Multisampling can be performed in several ways.
In the case of tilers, the pixel color can be computed once and applied to the visible samples in the pixel based on the sample's z values. When the tile is done, the filter can be applied to the tile and the results written to the frame buffer.
On IMRs multisampling is best done using some version of the A buffer. In this case, triangle fragments (those portions of a triangle within a pixel) set the bits of a coverage mask with one bit per sample. A single color and z value is stored for the fragment. Since there are usually only one or two fragments in a pixel, this allows significant compression of the color and z data. For 8x AA it allows up to 4 to 1 compression without loss for two fragments.
It does assume, however, that the z values are the same for each sample, which is usually not the case. Z3 handles this by including the z slopes along with the z value at the center. Other problems occur when the number of fragments exceeds what is allocated (usually two are allocated since most pixels have one or two fragments).
There are a number of sample patterns.
Ordered grids - standard row-column pattern
Staggered grids - every other row offset half a column (close packed)
Rotated grids - ordered grid rotated by a fixed angle
Sparsely sampled grids - NxN grid for N samples, one sample per row and one sample per column
Jittered grids - a uniform grid with each sample randomly jittered in +/- x and y up to half a sample step. Requires a large number of samples to work well. Similar to Poisson distribution.
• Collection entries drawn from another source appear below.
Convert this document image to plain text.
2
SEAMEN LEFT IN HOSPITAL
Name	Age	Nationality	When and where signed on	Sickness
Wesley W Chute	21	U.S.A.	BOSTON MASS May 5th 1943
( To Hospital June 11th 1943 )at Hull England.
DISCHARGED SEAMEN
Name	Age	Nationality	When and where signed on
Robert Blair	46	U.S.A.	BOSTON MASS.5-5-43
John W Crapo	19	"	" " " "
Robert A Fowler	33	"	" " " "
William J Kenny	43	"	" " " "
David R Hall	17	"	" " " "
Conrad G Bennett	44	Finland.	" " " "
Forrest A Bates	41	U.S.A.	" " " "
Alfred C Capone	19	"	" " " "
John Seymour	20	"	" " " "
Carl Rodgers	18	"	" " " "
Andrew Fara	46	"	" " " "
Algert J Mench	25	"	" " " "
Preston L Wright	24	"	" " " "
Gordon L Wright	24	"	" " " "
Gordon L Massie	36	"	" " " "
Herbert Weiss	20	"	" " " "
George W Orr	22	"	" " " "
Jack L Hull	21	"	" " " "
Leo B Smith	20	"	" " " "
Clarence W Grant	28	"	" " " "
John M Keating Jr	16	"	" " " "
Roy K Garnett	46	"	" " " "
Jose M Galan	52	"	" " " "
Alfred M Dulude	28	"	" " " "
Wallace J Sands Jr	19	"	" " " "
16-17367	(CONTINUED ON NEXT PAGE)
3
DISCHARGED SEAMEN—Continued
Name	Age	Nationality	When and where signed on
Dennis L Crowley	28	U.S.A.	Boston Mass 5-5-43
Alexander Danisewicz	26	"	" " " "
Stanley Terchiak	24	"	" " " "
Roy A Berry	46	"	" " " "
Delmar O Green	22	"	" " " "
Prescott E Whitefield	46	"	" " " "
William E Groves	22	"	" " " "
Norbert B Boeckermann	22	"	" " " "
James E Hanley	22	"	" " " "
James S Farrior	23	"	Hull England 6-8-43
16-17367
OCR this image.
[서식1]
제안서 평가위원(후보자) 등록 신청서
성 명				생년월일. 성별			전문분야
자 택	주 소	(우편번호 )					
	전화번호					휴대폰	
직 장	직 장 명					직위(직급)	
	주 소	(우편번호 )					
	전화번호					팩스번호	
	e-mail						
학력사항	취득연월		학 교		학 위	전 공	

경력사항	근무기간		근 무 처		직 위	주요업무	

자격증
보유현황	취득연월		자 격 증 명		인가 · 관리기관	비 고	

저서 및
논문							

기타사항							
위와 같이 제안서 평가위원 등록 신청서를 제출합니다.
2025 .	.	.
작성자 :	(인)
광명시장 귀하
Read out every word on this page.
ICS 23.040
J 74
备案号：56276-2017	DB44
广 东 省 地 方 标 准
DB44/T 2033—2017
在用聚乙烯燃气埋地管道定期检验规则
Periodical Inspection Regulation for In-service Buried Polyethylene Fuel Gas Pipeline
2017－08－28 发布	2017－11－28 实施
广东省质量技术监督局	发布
Poisson pattern - a uniformly sampled random pattern. Requires a large number of samples to work well. Difficult to implement in hardware.
Others
The important aspects of a good sample pattern are:
For small numbers of samples ( say <32) a pattern that provides approximately the same number of intensity gradations as the number of samples is of primary importance. Ideally this would be true for edges at all angles, but this is especially true for near horizontal and near vertical edges. Sparsely sampled grids is best, followed by rotated grids.
The next most important factor (especially for a small number of samples) is uniform sampling. This prevents pixel popping. Care must be taken with all the above patterns to make sure the samples are fairly uniform in their coverage of the pixel and do not aggregate in clumps or along characteristic lines.
To break up aliasing across pixels, a pattern library is often used. These patterns are interleaved across several pixels (say 4x4 pixels). To avoid pixel popping, care must be taken that the pattern boundaries do not cause non-uniform sampling. Ideally, the whole 4x4 pattern looks like one uniform pattern much like seamless texture tiles.
Of course it goes without saying the more samples the better. For IMRs coverage mask (A buffer) techniques easily allow 8x, 16x, or even 32x AA without much extra memory bandwidth since it simply requires a larger bit mask. Tilers can also easily increase the samples without incurring extra bandwidth.